Feds can’t leave higher education funding to states

The Victorian Government’s $350 million funding package for universities provides solid support to the higher education workforce at a time of deep crisis, the National Tertiary Education Union said today.

The investment will support jobs at Victorian universities through a new fund to support applied research, jobs and capital works. It also allows universities to defer payroll tax.

More than $4.5 billion in revenue has vanished from Australian universities since the COVID-19 crisis hit due to a collapse in enrolments, putting up to 30,000 jobs at risk.

NTEU National President, Dr Alison Barnes, said the Victorian Government’s contribution was a positive step and highlighted the inaction of the Commonwealth Government.

“Premier Dan Andrews has laid solid foundations to support university jobs as our sector confronts its worst ever crisis,” Dr Barnes said.

“It is gratifying to see a leader recognise the crisis confronting the university workforce and take action. Livelihoods and careers are in danger of being completely derailed. The best thing universities can do is sign up to the job protection framework.

“While Premier Andrews’ commitment is significant, a state government can only go so far in replacing the $4.5 billion that has melted away from Australian universities.
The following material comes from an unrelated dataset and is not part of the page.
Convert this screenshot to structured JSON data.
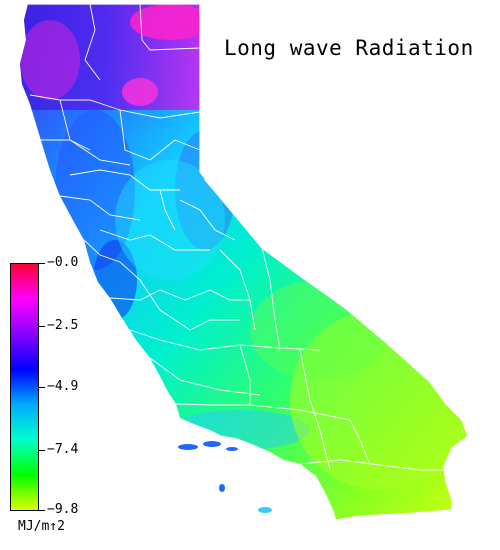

“University funding is the domain of the Federal Government, which has been completely missing in action. Federal Education Minister Dan Tehan has failed to adequately support universities or include university employees in the JobKeeper program.

“This inaction is reckless and self-defeating. Australia’s globally recognised COVID-19 response is built on the effort of inspired teaching and ground breaking research at universities across the nation. While the Federal Government has provided hundreds of billions in support to many pockets of industry and the workforce, it is starving universities of the resources they need.

“The Commonwealth must recognise the critical role universities have played training the medical professionals on the front line of this pandemic, or fostering world-leading research into a COVID-19 vaccine. This pandemic will end and when it does, the nation’s universities need to resume teaching and researching to serve the public interest.”